Implementation Details

  • Sequence model

    • Use DNA/RNA/Protein for alphabet-aware validation and biological operations (e.g., reverse_complement, transcribe, translate).
    • Use Sequence when you need a generic container without strict alphabet constraints.
    • FASTQ quality scores (when read via scikit-bio I/O) are stored as positional metadata.
  • Diversity computations

    • alpha_diversity(metric, counts, ids=...) returns a per-sample vector (typically a pandas Series).
    • beta_diversity(metric, counts, ids=...) returns a DistanceMatrix suitable for ordination and hypothesis tests.
    • Count inputs should be non-negative integers representing abundances (not relative frequencies).

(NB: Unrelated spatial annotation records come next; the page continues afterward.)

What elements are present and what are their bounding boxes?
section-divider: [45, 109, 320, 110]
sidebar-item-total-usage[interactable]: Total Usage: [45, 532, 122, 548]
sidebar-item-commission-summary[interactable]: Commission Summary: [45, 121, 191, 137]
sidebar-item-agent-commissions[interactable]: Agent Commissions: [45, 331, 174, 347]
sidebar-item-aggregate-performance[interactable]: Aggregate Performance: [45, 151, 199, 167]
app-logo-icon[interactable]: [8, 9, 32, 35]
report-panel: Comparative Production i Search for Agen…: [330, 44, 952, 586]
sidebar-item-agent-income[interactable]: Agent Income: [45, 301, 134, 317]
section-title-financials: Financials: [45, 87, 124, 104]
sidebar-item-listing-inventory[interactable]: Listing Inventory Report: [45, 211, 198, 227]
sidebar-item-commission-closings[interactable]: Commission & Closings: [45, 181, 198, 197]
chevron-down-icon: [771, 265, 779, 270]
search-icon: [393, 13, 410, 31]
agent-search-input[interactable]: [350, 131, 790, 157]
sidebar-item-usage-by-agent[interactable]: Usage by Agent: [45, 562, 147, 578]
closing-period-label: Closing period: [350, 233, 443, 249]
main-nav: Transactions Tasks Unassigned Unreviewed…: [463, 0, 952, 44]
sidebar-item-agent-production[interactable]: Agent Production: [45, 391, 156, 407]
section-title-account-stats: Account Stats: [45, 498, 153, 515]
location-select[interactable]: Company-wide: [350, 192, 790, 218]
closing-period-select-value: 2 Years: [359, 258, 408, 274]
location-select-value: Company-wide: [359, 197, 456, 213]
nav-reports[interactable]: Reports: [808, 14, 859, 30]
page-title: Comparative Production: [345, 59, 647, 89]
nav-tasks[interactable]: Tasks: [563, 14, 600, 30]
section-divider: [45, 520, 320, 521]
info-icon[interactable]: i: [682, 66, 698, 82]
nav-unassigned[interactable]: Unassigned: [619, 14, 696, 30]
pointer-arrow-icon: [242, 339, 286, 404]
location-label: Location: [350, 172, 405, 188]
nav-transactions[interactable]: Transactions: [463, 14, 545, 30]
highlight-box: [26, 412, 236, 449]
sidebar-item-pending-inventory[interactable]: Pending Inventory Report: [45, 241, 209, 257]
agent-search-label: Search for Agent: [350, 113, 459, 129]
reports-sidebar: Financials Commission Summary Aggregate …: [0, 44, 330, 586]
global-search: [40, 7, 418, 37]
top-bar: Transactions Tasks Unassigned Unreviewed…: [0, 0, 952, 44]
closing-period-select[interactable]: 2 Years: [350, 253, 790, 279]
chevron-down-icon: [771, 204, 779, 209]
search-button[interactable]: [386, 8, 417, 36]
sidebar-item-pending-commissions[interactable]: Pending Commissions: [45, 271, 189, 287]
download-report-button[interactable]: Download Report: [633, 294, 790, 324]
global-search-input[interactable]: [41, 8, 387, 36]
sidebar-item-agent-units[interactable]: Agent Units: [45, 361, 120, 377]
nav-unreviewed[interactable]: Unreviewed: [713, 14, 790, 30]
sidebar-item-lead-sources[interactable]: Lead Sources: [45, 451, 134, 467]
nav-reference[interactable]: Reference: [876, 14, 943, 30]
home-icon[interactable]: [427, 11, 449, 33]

Phylogenetic metrics (e.g., Faith’s PD, UniFrac) additionally require a tree and feature/OTU IDs.
  • Distance matrices

    • DistanceMatrix enforces symmetry and a zero diagonal; IDs are used for consistent alignment with metadata and group labels.
    • Many downstream methods (PCoA, PERMANOVA, ANOSIM, Mantel) operate directly on DistanceMatrix.
  • Ordination

    • pcoa(dm) performs eigen-decomposition on a transformed distance matrix and returns OrdinationResults containing eigenvalues and sample coordinates.
  • Permutation-based statistics

    • permanova(dm, grouping, permutations=N) estimates significance by permuting group labels; increase permutations (e.g., 999+) for more stable p-values in real analyses.